More than two million Londoners are living in areas with illegal levels of air pollution, figures published today show.
More than 400,000 children are among those living in parts of the city which exceed the legal limits for pollution, according to the London Atmospheric Emissions Inventory.
The figures come ahead of the introduction of the ultra low emission zone (ULEZ) which will charge the most polluting cars, motorcycles and vans £12.50 a day to drive in the city centre, and £100 for lorries, buses and coaches.
Mayor of London Sadiq Khan said: "The introduction of the world's first 24-hour seven-day-a-week ultra low emission zone next week marks a watershed moment in our fight to clean up our filthy air.
"The data I've published today gives an even clearer picture of the urgent need to take action."

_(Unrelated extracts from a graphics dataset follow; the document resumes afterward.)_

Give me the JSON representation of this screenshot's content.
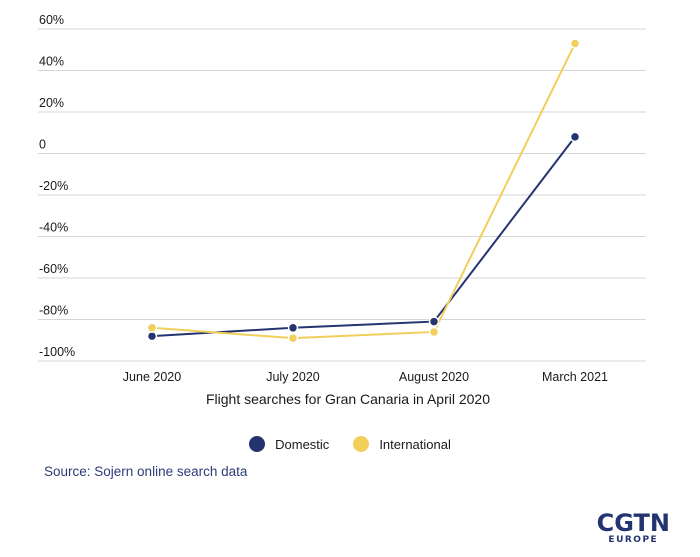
{
  "chart_data": {
    "type": "line",
    "categories": [
      "June 2020",
      "July 2020",
      "August 2020",
      "March 2021"
    ],
    "series": [
      {
        "name": "Domestic",
        "color": "#23346e",
        "values": [
          -88,
          -84,
          -81,
          8
        ]
      },
      {
        "name": "International",
        "color": "#f0cf5a",
        "values": [
          -84,
          -89,
          -86,
          53
        ]
      }
    ],
    "yticks": [
      {
        "value": 60,
        "label": "60%"
      },
      {
        "value": 40,
        "label": "40%"
      },
      {
        "value": 20,
        "label": "20%"
      },
      {
        "value": 0,
        "label": "0"
      },
      {
        "value": -20,
        "label": "-20%"
      },
      {
        "value": -40,
        "label": "-40%"
      },
      {
        "value": -60,
        "label": "-60%"
      },
      {
        "value": -80,
        "label": "-80%"
      },
      {
        "value": -100,
        "label": "-100%"
      }
    ],
    "ylim": [
      -100,
      60
    ],
    "xlabel": "Flight searches for Gran Canaria in April 2020",
    "ylabel": "",
    "grid": true,
    "legend_position": "bottom-center"
  },
  "source": "Source: Sojern online search data",
  "logo": {
    "main": "CGTN",
    "sub": "EUROPE"
  }
}
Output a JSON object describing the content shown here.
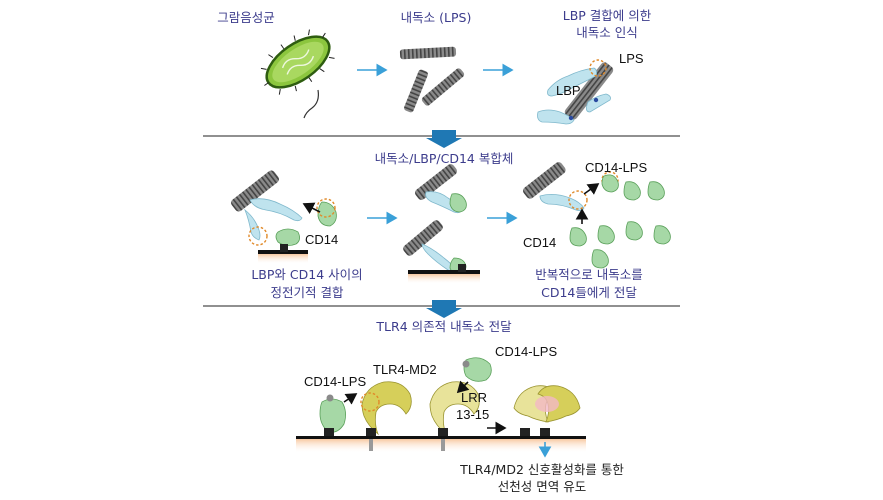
{
  "row1": {
    "step1": "그람음성균",
    "step2": "내독소 (LPS)",
    "step3_line1": "LBP 결합에 의한",
    "step3_line2": "내독소 인식",
    "label_lps": "LPS",
    "label_lbp": "LBP"
  },
  "row2": {
    "title": "내독소/LBP/CD14 복합체",
    "label_cd14_left": "CD14",
    "label_cd14_lps": "CD14-LPS",
    "label_cd14_right": "CD14",
    "caption_left_line1": "LBP와 CD14 사이의",
    "caption_left_line2": "정전기적 결합",
    "caption_right_line1": "반복적으로 내독소를",
    "caption_right_line2": "CD14들에게 전달"
  },
  "row3": {
    "title": "TLR4 의존적 내독소 전달",
    "label_cd14_lps_left": "CD14-LPS",
    "label_tlr4_md2": "TLR4-MD2",
    "label_cd14_lps_top": "CD14-LPS",
    "label_lrr_line1": "LRR",
    "label_lrr_line2": "13-15",
    "caption_line1": "TLR4/MD2 신호활성화를 통한",
    "caption_line2": "선천성 면역 유도"
  },
  "colors": {
    "title_text": "#3c3c8c",
    "flow_arrow": "#3aa0d8",
    "transition_arrow": "#1f78b4",
    "lbp": "#bfe3ee",
    "cd14": "#a6d8a6",
    "tlr4": "#d6cf5a",
    "lps": "#7a7a7a",
    "membrane": "#f4c9a6"
  }
}
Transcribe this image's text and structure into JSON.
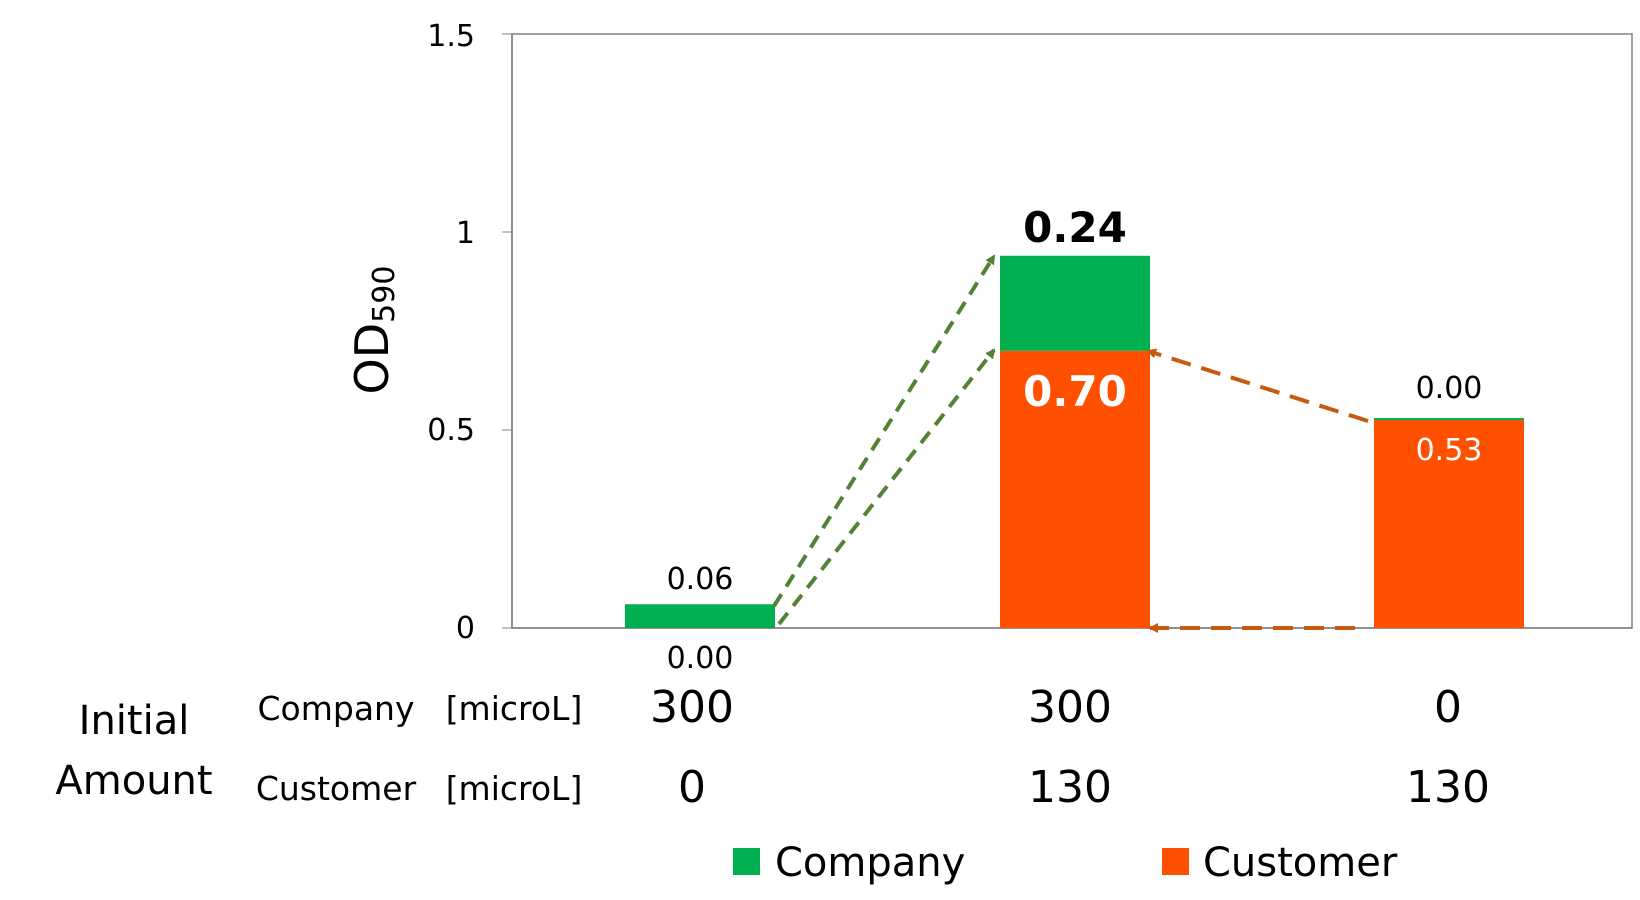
{
  "chart_data": {
    "type": "bar",
    "stacked": true,
    "ylabel_main": "OD",
    "ylabel_sub": "590",
    "ylim": [
      0,
      1.5
    ],
    "yticks": [
      "0",
      "0.5",
      "1",
      "1.5"
    ],
    "grid": false,
    "legend_position": "bottom",
    "series": [
      {
        "name": "Customer",
        "color": "#ff5000",
        "values": [
          0.0,
          0.7,
          0.53
        ],
        "labels": [
          "0.00",
          "0.70",
          "0.53"
        ]
      },
      {
        "name": "Company",
        "color": "#00b050",
        "values": [
          0.06,
          0.24,
          0.0
        ],
        "labels": [
          "0.06",
          "0.24",
          "0.00"
        ]
      }
    ],
    "arrows": {
      "company_color": "#548235",
      "customer_color": "#c55a11"
    }
  },
  "table": {
    "header_line1": "Initial",
    "header_line2": "Amount",
    "rows": [
      {
        "name": "Company",
        "unit": "[microL]",
        "values": [
          "300",
          "300",
          "0"
        ]
      },
      {
        "name": "Customer",
        "unit": "[microL]",
        "values": [
          "0",
          "130",
          "130"
        ]
      }
    ]
  }
}
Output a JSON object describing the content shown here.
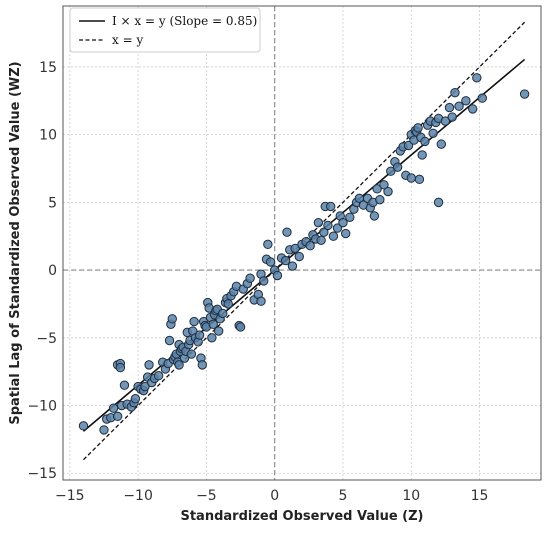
{
  "chart_data": {
    "type": "scatter",
    "xlabel": "Standardized Observed Value (Z)",
    "ylabel": "Spatial Lag of Standardized Observed Value (WZ)",
    "xlim": [
      -15.5,
      19.5
    ],
    "ylim": [
      -15.5,
      19.5
    ],
    "xticks": [
      -15,
      -10,
      -5,
      0,
      5,
      10,
      15
    ],
    "yticks": [
      -15,
      -10,
      -5,
      0,
      5,
      10,
      15
    ],
    "x_tick_labels": [
      "−15",
      "−10",
      "−5",
      "0",
      "5",
      "10",
      "15"
    ],
    "y_tick_labels": [
      "−15",
      "−10",
      "−5",
      "0",
      "5",
      "10",
      "15"
    ],
    "grid": true,
    "reference_lines": {
      "x": 0,
      "y": 0,
      "style": "dashed"
    },
    "legend_position": "top-left",
    "lines": [
      {
        "label": "I × x = y (Slope = 0.85)",
        "style": "solid",
        "color": "#111111",
        "slope": 0.85,
        "x_range": [
          -14,
          18.3
        ]
      },
      {
        "label": "x = y",
        "style": "dashed",
        "color": "#111111",
        "slope": 1.0,
        "x_range": [
          -14,
          18.3
        ]
      }
    ],
    "points_color": "#5b82a9",
    "points": [
      [
        -14.0,
        -11.5
      ],
      [
        -12.5,
        -11.8
      ],
      [
        -12.3,
        -11.0
      ],
      [
        -12.0,
        -10.9
      ],
      [
        -11.8,
        -10.2
      ],
      [
        -11.5,
        -10.8
      ],
      [
        -11.5,
        -7.0
      ],
      [
        -11.3,
        -6.9
      ],
      [
        -11.3,
        -7.2
      ],
      [
        -11.2,
        -10.0
      ],
      [
        -11.0,
        -8.5
      ],
      [
        -10.8,
        -9.9
      ],
      [
        -10.5,
        -10.1
      ],
      [
        -10.3,
        -9.8
      ],
      [
        -10.2,
        -9.5
      ],
      [
        -10.0,
        -8.6
      ],
      [
        -9.8,
        -8.8
      ],
      [
        -9.6,
        -8.9
      ],
      [
        -9.5,
        -8.6
      ],
      [
        -9.3,
        -7.9
      ],
      [
        -9.2,
        -7.0
      ],
      [
        -9.0,
        -8.3
      ],
      [
        -8.8,
        -8.0
      ],
      [
        -8.5,
        -7.8
      ],
      [
        -8.2,
        -6.8
      ],
      [
        -8.0,
        -7.3
      ],
      [
        -7.8,
        -6.9
      ],
      [
        -7.7,
        -5.2
      ],
      [
        -7.6,
        -4.0
      ],
      [
        -7.5,
        -3.6
      ],
      [
        -7.4,
        -6.6
      ],
      [
        -7.3,
        -6.4
      ],
      [
        -7.2,
        -6.2
      ],
      [
        -7.1,
        -6.8
      ],
      [
        -7.0,
        -7.0
      ],
      [
        -7.0,
        -5.5
      ],
      [
        -6.9,
        -6.0
      ],
      [
        -6.8,
        -5.8
      ],
      [
        -6.7,
        -5.7
      ],
      [
        -6.6,
        -6.5
      ],
      [
        -6.5,
        -6.0
      ],
      [
        -6.4,
        -4.6
      ],
      [
        -6.3,
        -5.5
      ],
      [
        -6.2,
        -5.2
      ],
      [
        -6.1,
        -6.2
      ],
      [
        -6.0,
        -4.5
      ],
      [
        -5.9,
        -3.8
      ],
      [
        -5.8,
        -5.0
      ],
      [
        -5.6,
        -5.3
      ],
      [
        -5.5,
        -4.8
      ],
      [
        -5.4,
        -6.5
      ],
      [
        -5.3,
        -7.0
      ],
      [
        -5.2,
        -3.8
      ],
      [
        -5.1,
        -4.1
      ],
      [
        -5.0,
        -4.2
      ],
      [
        -4.9,
        -2.4
      ],
      [
        -4.8,
        -2.8
      ],
      [
        -4.7,
        -3.5
      ],
      [
        -4.6,
        -5.0
      ],
      [
        -4.5,
        -4.0
      ],
      [
        -4.4,
        -3.3
      ],
      [
        -4.3,
        -3.0
      ],
      [
        -4.2,
        -2.9
      ],
      [
        -4.1,
        -4.5
      ],
      [
        -4.0,
        -3.6
      ],
      [
        -3.8,
        -3.2
      ],
      [
        -3.6,
        -2.4
      ],
      [
        -3.5,
        -2.1
      ],
      [
        -3.4,
        -2.5
      ],
      [
        -3.2,
        -1.9
      ],
      [
        -3.0,
        -1.6
      ],
      [
        -2.8,
        -1.2
      ],
      [
        -2.6,
        -4.1
      ],
      [
        -2.5,
        -4.2
      ],
      [
        -2.3,
        -1.4
      ],
      [
        -2.0,
        -1.0
      ],
      [
        -1.8,
        -0.6
      ],
      [
        -1.5,
        -2.2
      ],
      [
        -1.2,
        -1.8
      ],
      [
        -1.0,
        -0.3
      ],
      [
        -1.0,
        -2.3
      ],
      [
        -0.8,
        -0.8
      ],
      [
        -0.6,
        0.8
      ],
      [
        -0.5,
        1.9
      ],
      [
        -0.3,
        0.6
      ],
      [
        0.0,
        0.0
      ],
      [
        0.2,
        -0.4
      ],
      [
        0.5,
        0.9
      ],
      [
        0.8,
        0.7
      ],
      [
        0.9,
        2.8
      ],
      [
        1.1,
        1.5
      ],
      [
        1.3,
        0.3
      ],
      [
        1.5,
        1.6
      ],
      [
        1.8,
        1.0
      ],
      [
        2.0,
        1.9
      ],
      [
        2.3,
        2.1
      ],
      [
        2.6,
        1.8
      ],
      [
        2.8,
        2.6
      ],
      [
        3.0,
        2.3
      ],
      [
        3.2,
        3.5
      ],
      [
        3.4,
        2.2
      ],
      [
        3.6,
        2.8
      ],
      [
        3.7,
        4.7
      ],
      [
        3.9,
        3.3
      ],
      [
        4.1,
        4.7
      ],
      [
        4.3,
        2.5
      ],
      [
        4.6,
        3.1
      ],
      [
        4.8,
        4.0
      ],
      [
        5.0,
        3.5
      ],
      [
        5.2,
        2.7
      ],
      [
        5.5,
        3.9
      ],
      [
        5.8,
        4.5
      ],
      [
        6.0,
        5.0
      ],
      [
        6.2,
        5.3
      ],
      [
        6.5,
        4.8
      ],
      [
        6.8,
        5.3
      ],
      [
        7.0,
        4.6
      ],
      [
        7.2,
        5.0
      ],
      [
        7.3,
        4.0
      ],
      [
        7.5,
        6.0
      ],
      [
        7.7,
        5.2
      ],
      [
        8.0,
        6.3
      ],
      [
        8.3,
        5.8
      ],
      [
        8.5,
        7.3
      ],
      [
        8.8,
        8.0
      ],
      [
        9.0,
        7.6
      ],
      [
        9.2,
        8.8
      ],
      [
        9.4,
        9.1
      ],
      [
        9.6,
        7.0
      ],
      [
        9.8,
        9.2
      ],
      [
        10.0,
        6.8
      ],
      [
        10.0,
        10.0
      ],
      [
        10.2,
        9.6
      ],
      [
        10.3,
        10.3
      ],
      [
        10.4,
        10.2
      ],
      [
        10.5,
        10.5
      ],
      [
        10.6,
        6.7
      ],
      [
        10.7,
        9.8
      ],
      [
        10.8,
        8.5
      ],
      [
        11.0,
        9.5
      ],
      [
        11.2,
        10.7
      ],
      [
        11.4,
        11.0
      ],
      [
        11.6,
        10.1
      ],
      [
        11.8,
        10.9
      ],
      [
        12.0,
        11.2
      ],
      [
        12.0,
        5.0
      ],
      [
        12.2,
        9.3
      ],
      [
        12.5,
        11.0
      ],
      [
        12.8,
        12.0
      ],
      [
        13.0,
        11.3
      ],
      [
        13.2,
        13.1
      ],
      [
        13.5,
        12.1
      ],
      [
        14.0,
        12.5
      ],
      [
        14.5,
        11.9
      ],
      [
        14.8,
        14.2
      ],
      [
        15.2,
        12.7
      ],
      [
        18.3,
        13.0
      ]
    ]
  }
}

The research revealed there had been significant improvements in measured pollution levels.
Air pollution is down, with a 57% reduction in the number of hours recorded in which the city bust the legal limit for nitrogen dioxide so far this year compared to the same period last year.
In the first three months of 2016, 43 monitoring sites in London recorded hours exceeding their legal limit of nitrogen dioxide - with 13 going over the annual maximum of 18 hours above the cut-off.
But so far in 2019, just 10 monitoring sites have recorded breaches of the hourly limit, and none have hit the annual maximum threshold.
Officials said hourly breaches of nitrogen dioxide limits were almost exclusively due to traffic, and the improvements are likely to be down to cleaning up Transport for London buses and drivers already complying with the ULEZ.